I’ve heard of folks cutting the tops and bottoms off of water or soda bottles and slitting them down the sides, then stacking them on top of each other to protect tree trunks. All of these options may not be beautiful, but they’re functional and only need to remain in place during the deer rubbing season.
Deer Repellents aren’t likely to prevent buck rub, BUT …

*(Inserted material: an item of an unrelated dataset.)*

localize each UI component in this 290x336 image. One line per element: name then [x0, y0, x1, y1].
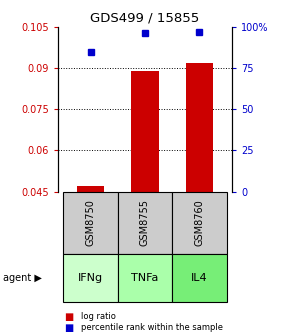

While deer repellents can help prevent deer browse, they are not effective in controlling buck rubs. But while you are out there, you may as well put out your arsenal of spray as deer are also in their feeding frenzy this time of year. While they’re rubbing, they often chew on the lower branches, then paw at the soil below and urinate around it to mark territory. Plus, they are creatures of habit and return to the same trees and repeat the same behavior. That’s right, Miss Ellie, you’re not the only critter that leaves p-mail. Garden Dilemmas? AskMaryStone@gmail.com
Note: Trees can survive buck rubbing, as did Marcia and Ed’s October Glory Maple pictured here. Trim off loose shredded bark and prune broken branches to a main branch or trunk. Over the growing season, new bark should develop to cover exposed wood. Still, prevention is best!
One of my favorite ready-made solutions, an old standby for garden supplies, AM Leonard’s catalog, and online, has rigid plastic mesh tree guards for as little as a few bucks each (pun intended :^)). They’re more aesthetically appealing than other guards as black mesh tends to blend into the landscape.